Flare Technology
- Industry: Computer hardware
- Founded: 1986; 40 years ago
- Founder: Martin Brennan; Ben Cheese; John Mathieson;
- Headquarters: Cambridge, England, United Kingdom
- Products: Flare One; Konix Multisystem; Flare II;

= Flare Technology =

Defunct computer hardware company

Flare Technology was a computer hardware company based in Cambridge, United Kingdom. It was founded in 1986 by Martin Brennan, Ben Cheese, and John Mathieson, former engineers at Sinclair Research.

== History ==

Flare Technology first worked for Amstrad before developing a technology-demonstrator system called Flare One. The Flare One was intended as a home computer or games console with extensive audio and video capabilities.

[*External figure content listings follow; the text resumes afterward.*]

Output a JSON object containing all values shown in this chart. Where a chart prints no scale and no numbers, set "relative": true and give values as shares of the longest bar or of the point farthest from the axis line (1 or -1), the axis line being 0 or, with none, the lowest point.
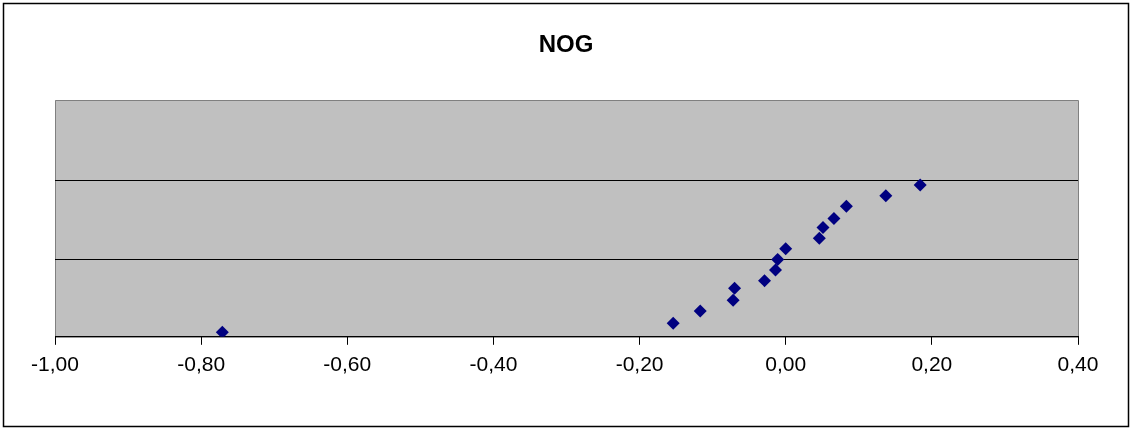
{
  "chart_data": {
    "type": "scatter",
    "title": "NOG",
    "relative": true,
    "marker": "diamond",
    "x": [
      -0.771,
      -0.154,
      -0.117,
      -0.072,
      -0.07,
      -0.029,
      -0.014,
      -0.011,
      0.0,
      0.046,
      0.051,
      0.066,
      0.083,
      0.137,
      0.184
    ],
    "series": [
      {
        "color": "#000080",
        "values": [
          0.03,
          0.09,
          0.17,
          0.24,
          0.32,
          0.37,
          0.44,
          0.51,
          0.58,
          0.65,
          0.72,
          0.78,
          0.86,
          0.93,
          1
        ]
      }
    ],
    "xlim": [
      -1,
      0.4
    ],
    "ref_lines": [
      {
        "axis": "y",
        "value": 0.51,
        "color": "#000000"
      },
      {
        "axis": "y",
        "value": 1.03,
        "color": "#000000"
      }
    ],
    "xticks": [
      {
        "value": -1,
        "label": "-1,00"
      },
      {
        "value": -0.8,
        "label": "-0,80"
      },
      {
        "value": -0.6,
        "label": "-0,60"
      },
      {
        "value": -0.4,
        "label": "-0,40"
      },
      {
        "value": -0.2,
        "label": "-0,20"
      },
      {
        "value": 0,
        "label": "0,00"
      },
      {
        "value": 0.2,
        "label": "0,20"
      },
      {
        "value": 0.4,
        "label": "0,40"
      }
    ]
  }
}
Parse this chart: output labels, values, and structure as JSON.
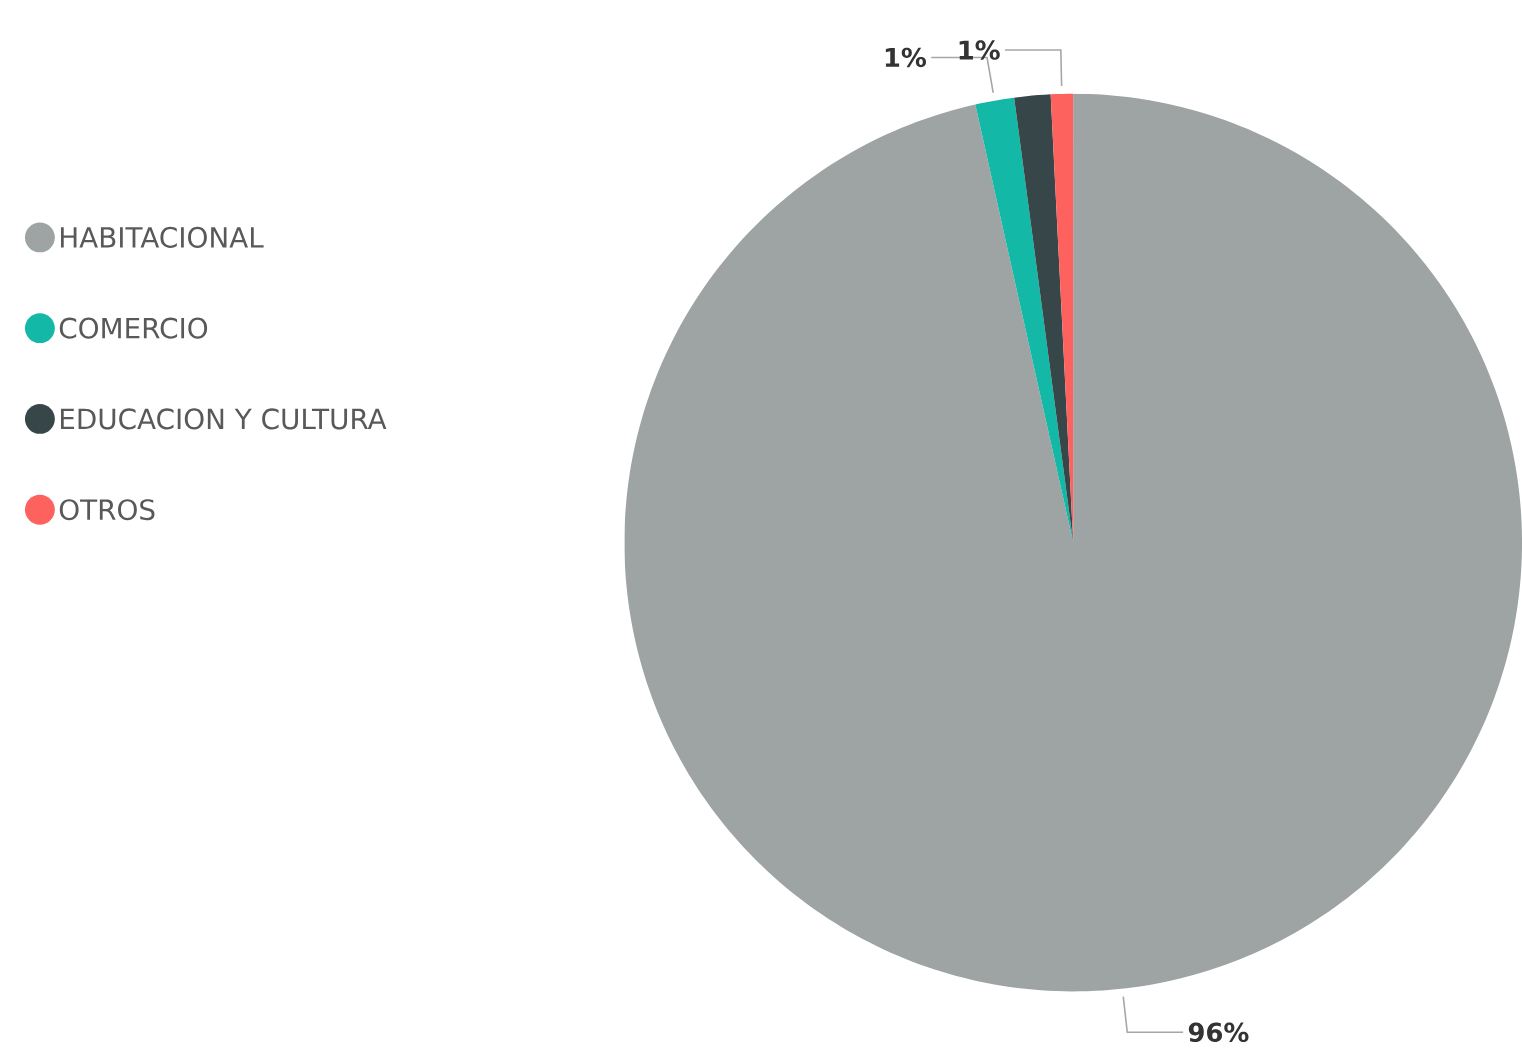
{
  "chart_data": {
    "type": "pie",
    "categories": [
      "HABITACIONAL",
      "COMERCIO",
      "EDUCACION Y CULTURA",
      "OTROS"
    ],
    "values": [
      96.5,
      1.4,
      1.3,
      0.8
    ],
    "colors": [
      "#9ea3a4",
      "#14b8a6",
      "#374649",
      "#fd625e"
    ],
    "value_labels": [
      "96%",
      "1%",
      null,
      "1%"
    ],
    "legend": "left"
  }
}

Related to the Loki project they had worked on previously at Sinclair Research, which in turn was derived from the ZX Spectrum home computer, Flare One was based around a Zilog Z80B CPU (working as an 8-bit-per-pixel blitter and a video controller) and a custom 16-bit DSP chip (responsible for 8 channel sound and 3D computation), 1 MB or RAM, with a display resolution of 256 x 256 with 256 colors or 512 x 256 with 16 colors, and an expected price of £200 in 1988.

Flare One was used in some arcade game cabinets including a line of video quiz machines produced by Bellfruit (A Question of Sport, Beeline, Every Second Counts, Inquizitor, Quizvaders  and Treble Top). The Flare One chipset was further developed into the Konix Multisystem Slipstream prototype.

In 1989 Martin Brennan was contracted by Atari Corp. to complete and implement the chip design of the unreleased Atari Panther.

Martin Brennan and John Mathieson went on to design the Flare II, which was purchased by Atari and became Atari Jaguar.